Emer O’Hanlon: A Summer’s Tale

After a ten minute opening in which the main character Gaspard buys a crepe, Eric Rohmer’s A Summer’s Tale follows the story of his summer holiday in Dinard. While waiting for his girlfriend to show up, he becomes involved with not one, but two other women: Solene with whom he has great sex but shares very few interests, and Margot, a waitress with whom he discusses philosophy during long walks together, but who doesn’t have a romantic interest in him. Rohmer’s films are never plot-heavy – they’re more often understated character studies. This may make the film sound terribly pretentious, but the wonderful thing about it is that it never crosses that line. It stays light, funny and engaging. It is at once the most stereotypically French film I’ve ever seen, and yet also a film which defies categorisation and is quite unlike anything I’ve seen before.

 

Charlie Crisp: Spirited Away

Spirited Away is a beautiful and moving story about a girl – Chihiro – who is plunged into a mysterious and alien world and must embark upon a journey to find her parents.
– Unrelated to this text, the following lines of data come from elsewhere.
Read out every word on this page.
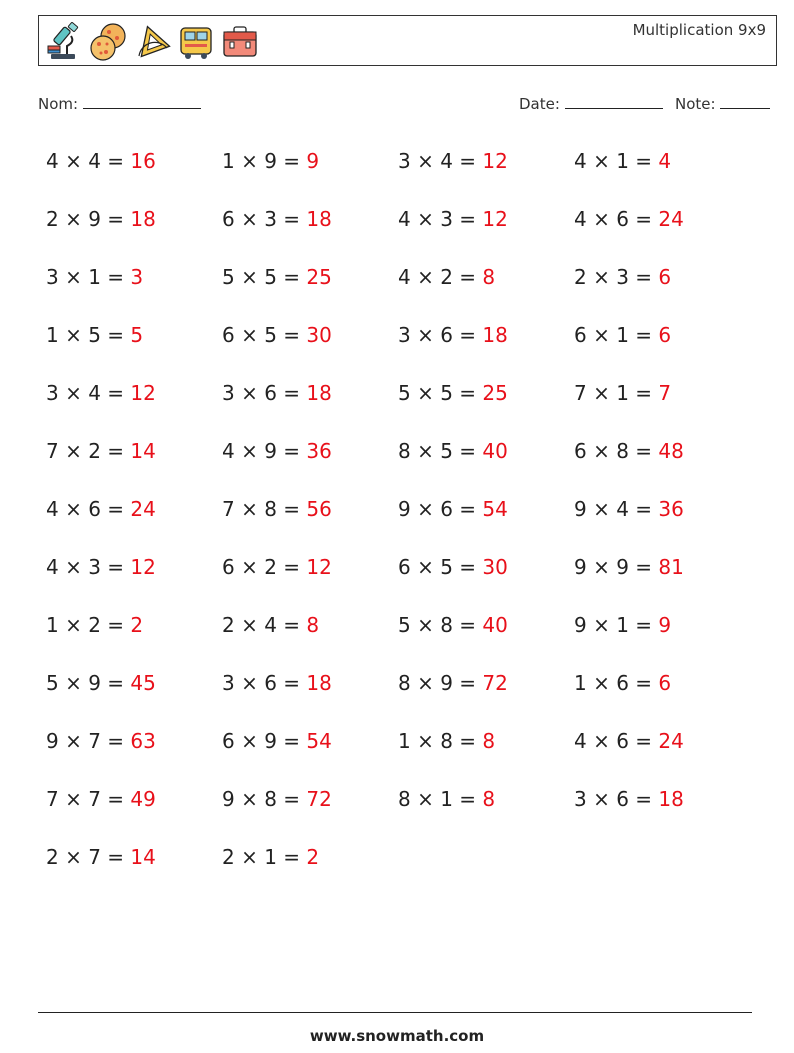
Multiplication 9x9
Nom:	Date:	Note:
4 × 4 = 16	1 × 9 = 9	3 × 4 = 12	4 × 1 = 4
2 × 9 = 18	6 × 3 = 18	4 × 3 = 12	4 × 6 = 24
3 × 1 = 3	5 × 5 = 25	4 × 2 = 8	2 × 3 = 6
1 × 5 = 5	6 × 5 = 30	3 × 6 = 18	6 × 1 = 6
3 × 4 = 12	3 × 6 = 18	5 × 5 = 25	7 × 1 = 7
7 × 2 = 14	4 × 9 = 36	8 × 5 = 40	6 × 8 = 48
4 × 6 = 24	7 × 8 = 56	9 × 6 = 54	9 × 4 = 36
4 × 3 = 12	6 × 2 = 12	6 × 5 = 30	9 × 9 = 81
1 × 2 = 2	2 × 4 = 8	5 × 8 = 40	9 × 1 = 9
5 × 9 = 45	3 × 6 = 18	8 × 9 = 72	1 × 6 = 6
9 × 7 = 63	6 × 9 = 54	1 × 8 = 8	4 × 6 = 24
7 × 7 = 49	9 × 8 = 72	8 × 1 = 8	3 × 6 = 18
2 × 7 = 14	2 × 1 = 2
www.snowmath.com
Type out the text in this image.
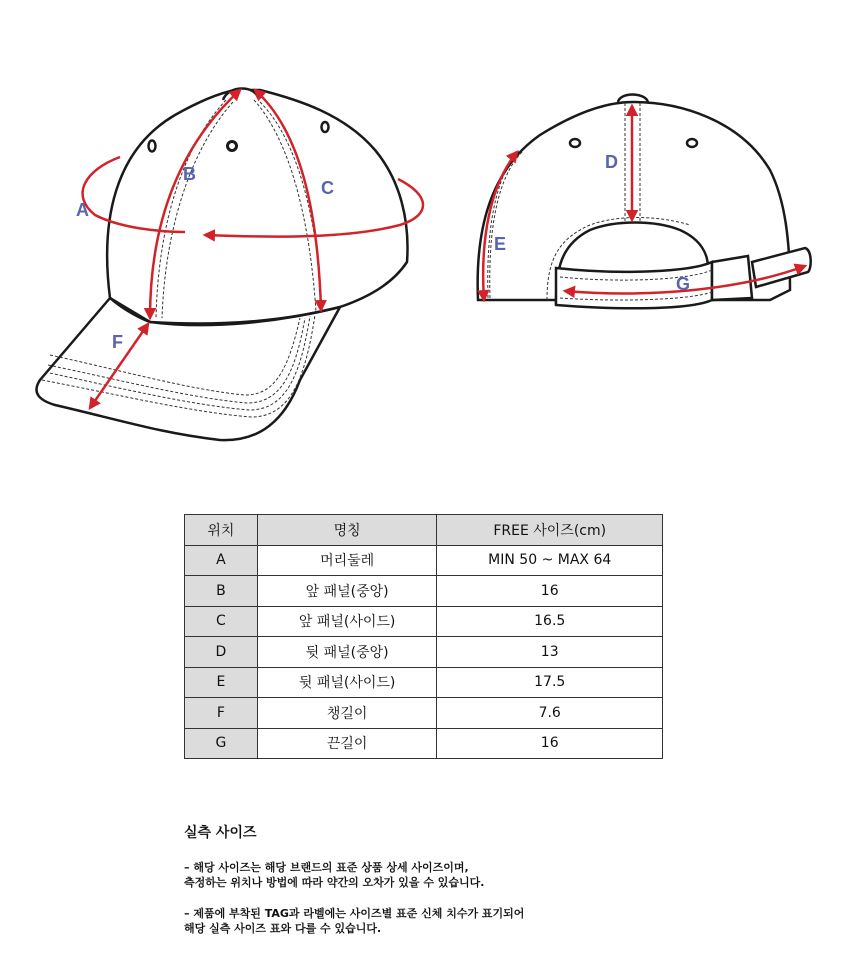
A
B
C
F
D
E
G
위치	명칭	FREE 사이즈(cm)
A	머리둘레	MIN 50 ~ MAX 64
B	앞 패널(중앙)	16
C	앞 패널(사이드)	16.5
D	뒷 패널(중앙)	13
E	뒷 패널(사이드)	17.5
F	챙길이	7.6
G	끈길이	16
실측 사이즈

– 해당 사이즈는 해당 브랜드의 표준 상품 상세 사이즈이며,
측정하는 위치나 방법에 따라 약간의 오차가 있을 수 있습니다.

– 제품에 부착된 TAG과 라벨에는 사이즈별 표준 신체 치수가 표기되어
해당 실측 사이즈 표와 다를 수 있습니다.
It’s a tale of fear, friendship and fantasy which is accompanied with spectacular imagery and a classic Studio Ghibli score. A definite ‘must-watch’ for all ages.

 

Eliza Dickinson: Goodbye Lenin!

This German film follows a young man, Alex, whose mother, a staunch East German Communist, has a heart attack just before the fall of the Berlin Wall. Told by a doctor that she must not receive any shocks, Alex must hide the fall of the wall and the arrival of capitalism in East Germany from his mother. What follows is an often hilarious but also very touching film as Alex spends more and more time trying to protect his family from the truth.

 

Dee Dee Lee: The Intouchables

Imagine Me Before You but replace the romance with bromance. This charming and uplifting French drama based on a true story is one of my favourites. After becoming a quadriplegic from a paragliding accident, an aristocrat hires an ex-con to be his caregiver. Their employer-employee relationship soon evolves into friendship as they open up new vistas for each other in ways neither could anticipate. It’s not about disability or race; it’s about the beauty of friendship and how people cross paths and change each other’s lives. Packed with jokes and positive messages, The Intouchables will put a smile on your face.

 

Dee Dee Lee: The Way Home

There’s something about Korean films and Grandmas. In The Way Home, Mom left the little spoilt brat with his mute granny in the countryside as she looked for a job in the city. At first, the boy was hostile to the poor old lady, but slowly, he grew fond of her and came to admire and respect her. Because the Grandma is mute, many of the scenes are without dialogue. There are moments that’ll leave you aghast and make you smile/cry. It’ll remind you of your Nan and make you want to visit her first thing after term ends.

 

Kasia Ruszkowski: La Vita Ѐ Bella

La Vita Ѐ Bella is a touching 1997 Italian film about the struggle of an Italian Jewish family to survive internment in a Nazi concentration camp. Despite the harrowing subject matter the film retains an optimistic tone and disarming sense of humour, though the story is no less poignant for this. The film won multiple Oscars (rare for a foreign-language film) and for good reason; Piovani’s original score is suitably moving, while Benigni’s acting is hilarious and imaginative. If you’re looking for a film that will make you laugh and cry in equal measure, I can think of nothing better to watch than this haunting comedy-drama.